Perangkat konduktivitas listrik lebih mahal daripada timbangan biasa, tetapi dalam jangka panjang satu perangkat “terbayar,” kata Gepner, karena memungkinkan deteksi dini obesitas yang mungkin tidak terdeteksi dan berkembang menjadi penyakit kardiometabolik seperti penyakit jantung, diabetes, perlemakan hati, disfungsi ginjal, dan banyak lagi.

Sampai sistem kesehatan dan institusi menyesuaikan diri  menyediakan sarana untuk mengevaluasi komposisi tubuh, katanya, orang harus memulai tes ini sendiri, baik untuk meminta dari penyedia layanan kesehatan mereka atau melakukannya sendiri secara proaktif untuk memeriksa komposisi tubuh mereka.

Para penulis menyadari beberapa keterbatasan dari penelitian ini.

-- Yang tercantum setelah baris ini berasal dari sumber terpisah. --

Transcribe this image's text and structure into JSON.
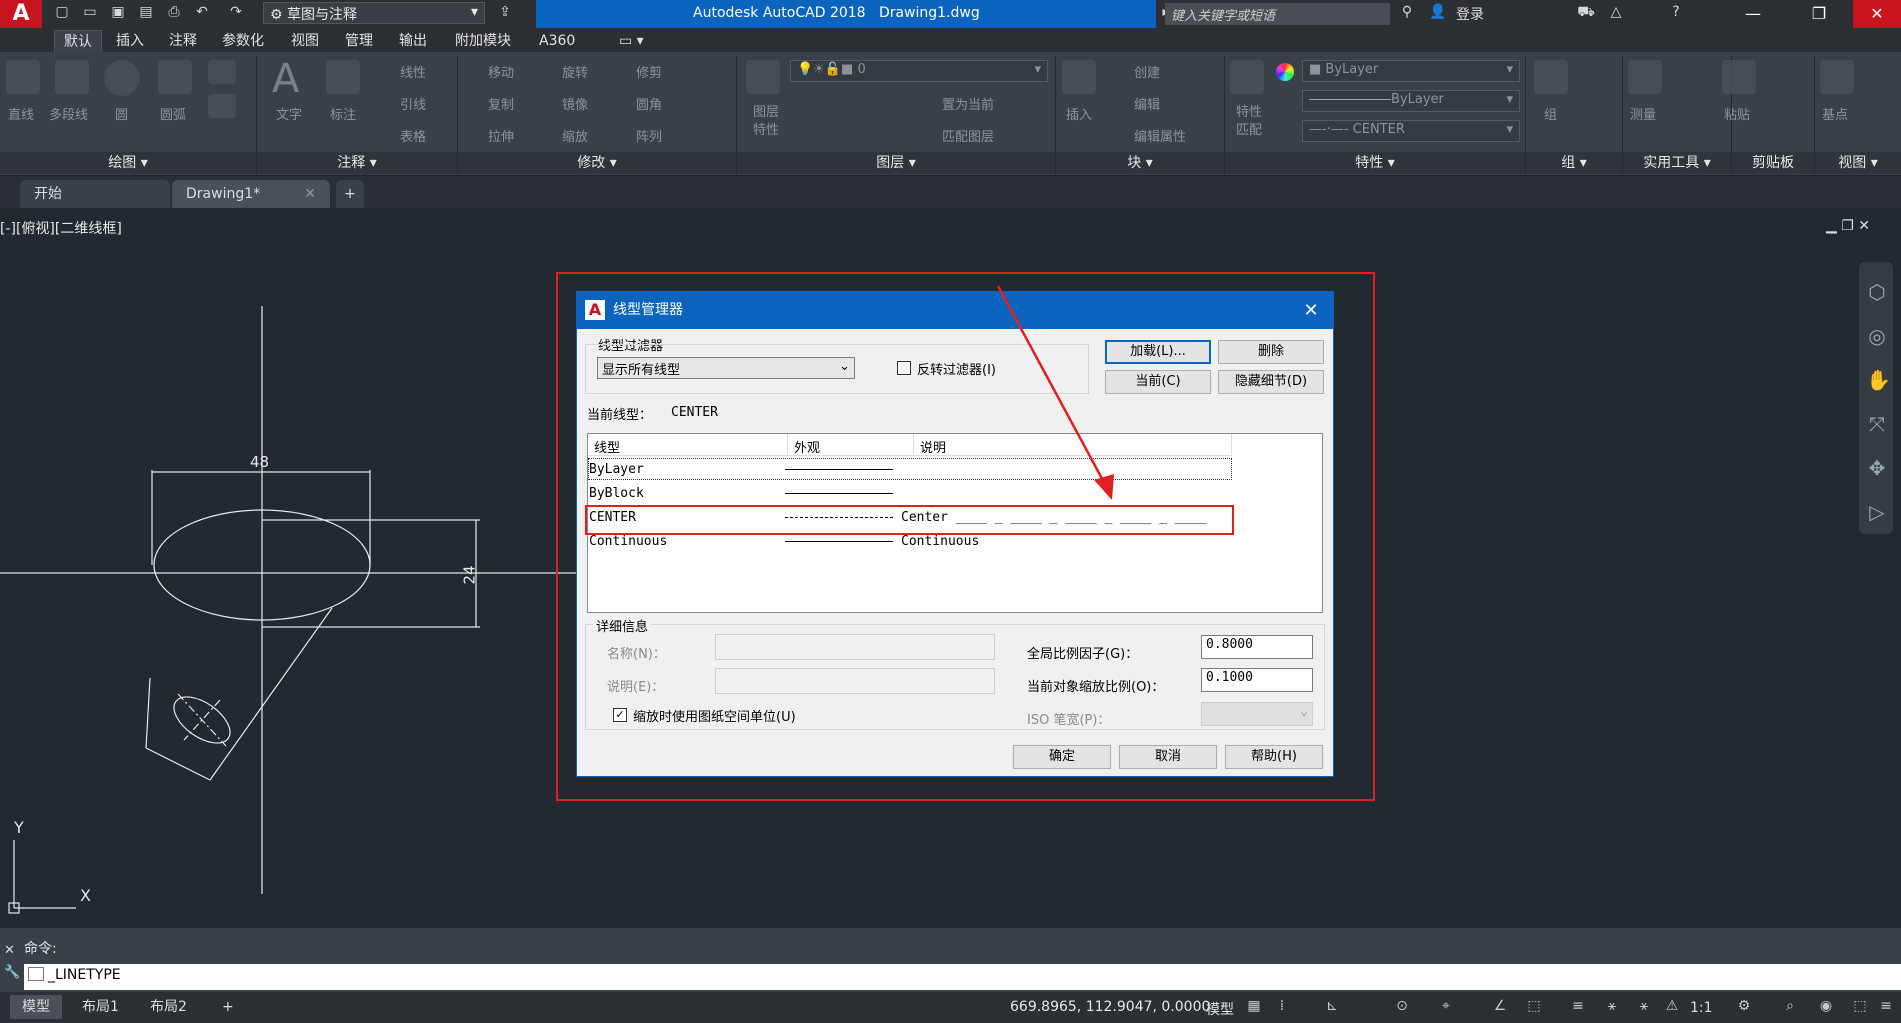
{
  "app": {
    "logo": "A",
    "title": "Autodesk AutoCAD 2018",
    "doc_name": "Drawing1.dwg",
    "workspace": "草图与注释",
    "search_placeholder": "键入关键字或短语",
    "login": "登录"
  },
  "menu_tabs": [
    "默认",
    "插入",
    "注释",
    "参数化",
    "视图",
    "管理",
    "输出",
    "附加模块",
    "A360"
  ],
  "ribbon": {
    "draw": {
      "title": "绘图",
      "items": [
        "直线",
        "多段线",
        "圆",
        "圆弧"
      ]
    },
    "annotate": {
      "title": "注释",
      "items": [
        "文字",
        "标注",
        "线性",
        "引线",
        "表格"
      ]
    },
    "modify": {
      "title": "修改",
      "items": [
        "移动",
        "旋转",
        "修剪",
        "复制",
        "镜像",
        "圆角",
        "拉伸",
        "缩放",
        "阵列"
      ]
    },
    "layers": {
      "title": "图层",
      "items": [
        "图层特性",
        "置为当前",
        "匹配图层"
      ],
      "layer_value": "0"
    },
    "block": {
      "title": "块",
      "items": [
        "插入",
        "创建",
        "编辑",
        "编辑属性"
      ]
    },
    "properties": {
      "title": "特性",
      "items": [
        "特性匹配"
      ],
      "color": "ByLayer",
      "lineweight": "ByLayer",
      "linetype": "CENTER"
    },
    "groups": {
      "title": "组",
      "items": [
        "组"
      ]
    },
    "utilities": {
      "title": "实用工具",
      "items": [
        "测量"
      ]
    },
    "clipboard": {
      "title": "剪贴板",
      "items": [
        "粘贴"
      ]
    },
    "view": {
      "title": "视图",
      "items": [
        "基点"
      ]
    }
  },
  "doc_tabs": [
    "开始",
    "Drawing1*"
  ],
  "viewport_label": "[-][俯视][二维线框]",
  "drawing": {
    "dim_horizontal": "48",
    "dim_vertical": "24",
    "ucs_x": "X",
    "ucs_y": "Y"
  },
  "dialog": {
    "title": "线型管理器",
    "filter_group": "线型过滤器",
    "filter_value": "显示所有线型",
    "invert_filter": "反转过滤器(I)",
    "buttons": {
      "load": "加载(L)...",
      "delete": "删除",
      "current": "当前(C)",
      "hide_details": "隐藏细节(D)",
      "ok": "确定",
      "cancel": "取消",
      "help": "帮助(H)"
    },
    "current_label": "当前线型：",
    "current_value": "CENTER",
    "columns": [
      "线型",
      "外观",
      "说明"
    ],
    "rows": [
      {
        "name": "ByLayer",
        "desc": ""
      },
      {
        "name": "ByBlock",
        "desc": ""
      },
      {
        "name": "CENTER",
        "desc": "Center ____ _ ____ _ ____ _ ____ _ ____"
      },
      {
        "name": "Continuous",
        "desc": "Continuous"
      }
    ],
    "details_group": "详细信息",
    "name_label": "名称(N)：",
    "desc_label": "说明(E)：",
    "paper_space_units": "缩放时使用图纸空间单位(U)",
    "global_scale_label": "全局比例因子(G)：",
    "global_scale_value": "0.8000",
    "current_scale_label": "当前对象缩放比例(O)：",
    "current_scale_value": "0.1000",
    "iso_pen_label": "ISO 笔宽(P)："
  },
  "command": {
    "history": "命令:",
    "input": "_LINETYPE"
  },
  "status": {
    "layout_tabs": [
      "模型",
      "布局1",
      "布局2"
    ],
    "coords": "669.8965, 112.9047, 0.0000",
    "model": "模型",
    "scale": "1:1"
  },
  "colors": {
    "accent_blue": "#0a64bd",
    "highlight_red": "#e02020",
    "logo_red": "#c8141e"
  }
}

Yang utama adalah bahwa penelitian ini tidak melacak perubahan komposisi tubuh dan parameter kardiometabolik dari waktu ke waktu, “menghalangi pembentukan hubungan sebab akibat,” menurut para peneliti.

Selain itu, meskipun merupakan penelitian dengan jumlah sampel yang besar, penelitian ini hanya dilakukan di satu pusat penelitian, yang berpotensi membatasi kesimpulan dari temuan ini untuk populasi lain.